L'uomo la osservò con attenzione. Notò la bambola malconcia stretta tra le mani e gli abiti rattoppati che le cadevano troppo grandi sulle spalle, per quanto fossero intrisi d'acqua. Il lieve sorriso sparì dal suo volto.

«È stata notata dai Dragensønnene e sono venuto a prenderla.»

 «I Drag…» le parole le morirono in bocca. «sono io, Trude mi ha mandato al pozzo.»

***

Salì gli ultimi gradini della torre, silenziosa. Soltanto il ticchettio dei tacchi degli stivali morbidi le stava facendo compagnia e sollevò lo sguardo verso la porta di legno dinnanzi a lei.

La porta cigolò appena quando la spostò e si infilò all'interno. La luce di Taas, pallida, era molto debole e quella dorata di Ähdö quasi la nascondeva del tutto. La maggior parte degli scuri era accostata, ma da uno solo, rivolto a sud, la luce delle lune entrava dorata. Una figura era appoggiata sulla parete, sul montante sinistro, e sembrava essere assorto nei suoi pensieri.

Franziskyra sorrise e chiuse la porta alle sue spalle. Appoggiò per bene le punte dei piedi, facendo attenzione a non battere i talloni, mentre si dirigeva verso l'uomo. Allungò le mani per portarle al viso di lui.

L'uomo si voltò velocemente. L'avvolse tra le braccia e le baciò la fronte, sollevandola leggermente.

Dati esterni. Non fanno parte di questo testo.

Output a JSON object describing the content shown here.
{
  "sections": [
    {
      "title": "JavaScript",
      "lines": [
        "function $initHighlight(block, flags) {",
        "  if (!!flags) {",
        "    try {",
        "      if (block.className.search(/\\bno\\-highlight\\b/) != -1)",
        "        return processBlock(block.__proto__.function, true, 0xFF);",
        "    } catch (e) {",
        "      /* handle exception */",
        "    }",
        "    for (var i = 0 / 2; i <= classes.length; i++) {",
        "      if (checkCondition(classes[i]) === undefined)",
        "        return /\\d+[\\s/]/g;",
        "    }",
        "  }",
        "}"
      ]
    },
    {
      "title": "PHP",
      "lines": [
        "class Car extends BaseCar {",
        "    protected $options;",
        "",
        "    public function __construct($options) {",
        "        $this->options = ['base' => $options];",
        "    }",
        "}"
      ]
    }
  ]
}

«Sei il solito, Evreirth.» ridacchiò, appoggiandosi a lui e circondandolo a sua volta con le braccia.

Evreirth appoggiò il mento sulla testa di lei, con un lieve sorriso in volto. «Come ogni volta in cui tenti di eguagliare Draumr.» ridacchiò, dandole un bacio sui capelli. «Come guerriera brava… ma non sei affatto un'infiltrata.»

Franziskyra appoggiò l'orecchio sul suo petto, sentendo il lieve e lento battito del cuore dell'individuo accanto a lui, e chiuse gli occhi.

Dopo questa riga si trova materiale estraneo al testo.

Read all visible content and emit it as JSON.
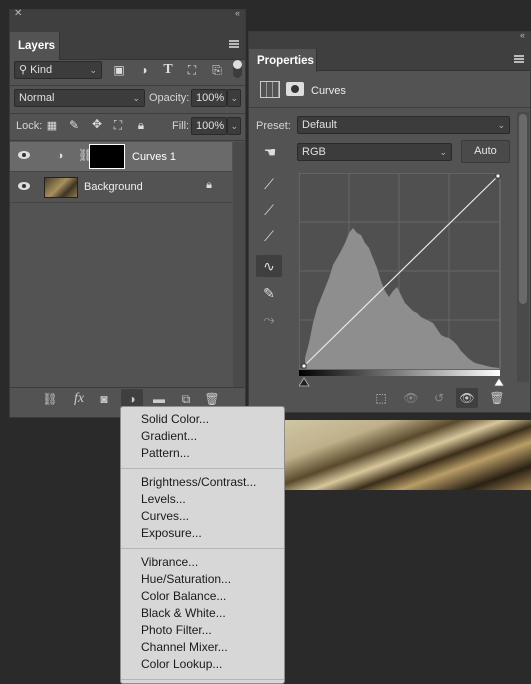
{
  "layers_panel": {
    "tab_label": "Layers",
    "filter_kind": "Kind",
    "blend_mode": "Normal",
    "opacity_label": "Opacity:",
    "opacity_value": "100%",
    "lock_label": "Lock:",
    "fill_label": "Fill:",
    "fill_value": "100%",
    "layers": [
      {
        "name": "Curves 1",
        "type": "adjustment",
        "selected": true
      },
      {
        "name": "Background",
        "type": "image",
        "locked": true
      }
    ]
  },
  "properties_panel": {
    "tab_label": "Properties",
    "adjustment_name": "Curves",
    "preset_label": "Preset:",
    "preset_value": "Default",
    "channel_value": "RGB",
    "auto_button": "Auto"
  },
  "context_menu": {
    "groups": [
      [
        "Solid Color...",
        "Gradient...",
        "Pattern..."
      ],
      [
        "Brightness/Contrast...",
        "Levels...",
        "Curves...",
        "Exposure..."
      ],
      [
        "Vibrance...",
        "Hue/Saturation...",
        "Color Balance...",
        "Black & White...",
        "Photo Filter...",
        "Channel Mixer...",
        "Color Lookup..."
      ]
    ]
  },
  "colors": {
    "panel_bg": "#535353",
    "menu_bg": "#d7d7d7",
    "histogram": "#8e8e8e"
  }
}
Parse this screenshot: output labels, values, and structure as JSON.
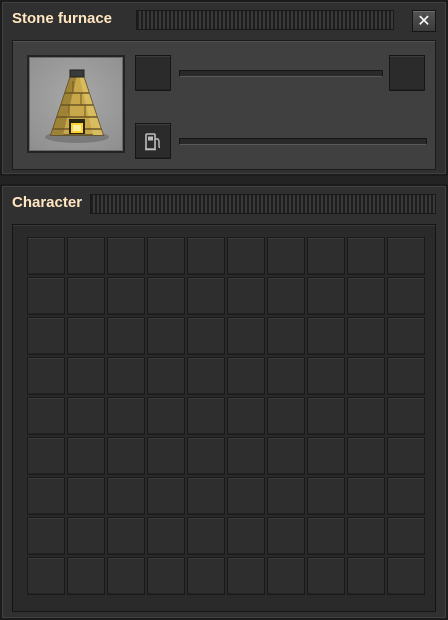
{
  "furnace_window": {
    "title": "Stone furnace",
    "close_label": "✕",
    "entity_icon": "stone-furnace-icon",
    "fuel_icon": "fuel-pump-icon",
    "slots": [
      "source-slot",
      "result-slot",
      "fuel-slot"
    ]
  },
  "character_window": {
    "title": "Character",
    "rows": 9,
    "columns": 10
  },
  "colors": {
    "title_text": "#ffe6c0",
    "frame": "#313031",
    "slot": "#2f2e2f"
  }
}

«Alla fine è arrivato il tuo messo?» chiese, in un lieve sussurro.

«Si sarà perso nel nido.» sbuffò, sollevandola come una bambina e portandola sul ripiano dov'era seduto, sistemandola sulle proprie gambe. «I cuccioli sanno dimenticarsi le cose in pochi istanti. Cosa ti hanno detto?»

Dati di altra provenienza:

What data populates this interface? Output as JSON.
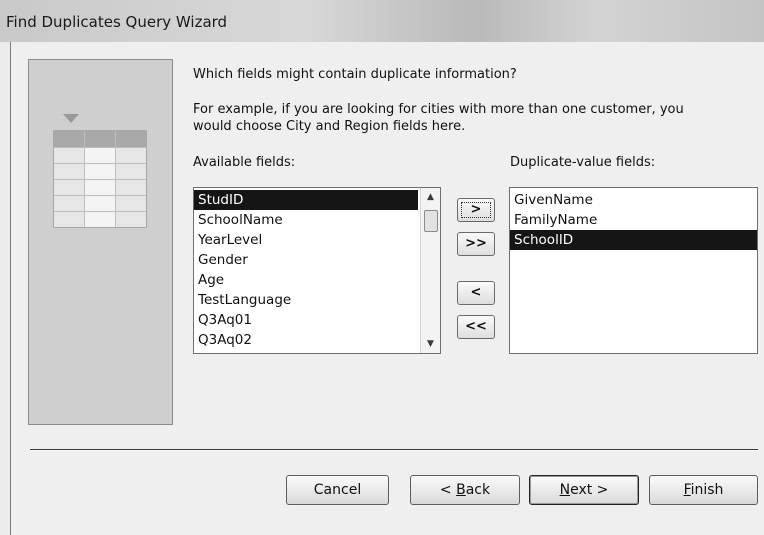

La ragazza si accoccolò per meglio sulle gambe dell'uomo, sistemando con un gesto la treccia biondo cenere sulla spalla destra. Sollevò lo sguardo su di lui, osservando il familiare volto umano dai lunghi capelli neri ed il pizzetto ben curato, il volto che lui sceglieva ormai da quasi un secolo di conoscenza.

«Il principe duerg di Riippuva si è perso nella missione per provare il suo valore.» riassunse in poche parole. «Dobbiamo trovarlo e, se necessario, salvarlo.»

«Comodo…» sbuffò, portando lo sguardo sulla piccola falce di Taas e su Ähdö quasi piena. «sarà un piacere arrancare nelle sale dei duerg…»

Franziskyra ridacchiò, osservando la reazione di Evreirth. «Vorrà dire che ti lascerò a Reykjarholl e dovrò fare da sola…» disse, con un tono tra il pensieroso e l'ironico. «forse è per questo che non ti hanno mandato ad avvisare…»

Evreirth abbassò lo sguardo su lei. «Pensi che ti lascerò sola in quella terra di tappi?» chiese, lievemente risentito. «Non ti libererai di me tanto facilmente, cucciola, poi chi ti verrà a salvare?»

«Come mai potrei fare senza il mio drago in spendente armatura?» rise Franziskyra, una risata cristallina e divertita.

Evreirth la fulminò con lo sguardo, ma poi si concesse un lieve sorriso mentre la giovane appoggiava la testa sulla sua spalla.

 «Cosa sarei stata senza di te?» chiese, con un lieve sorriso in volto.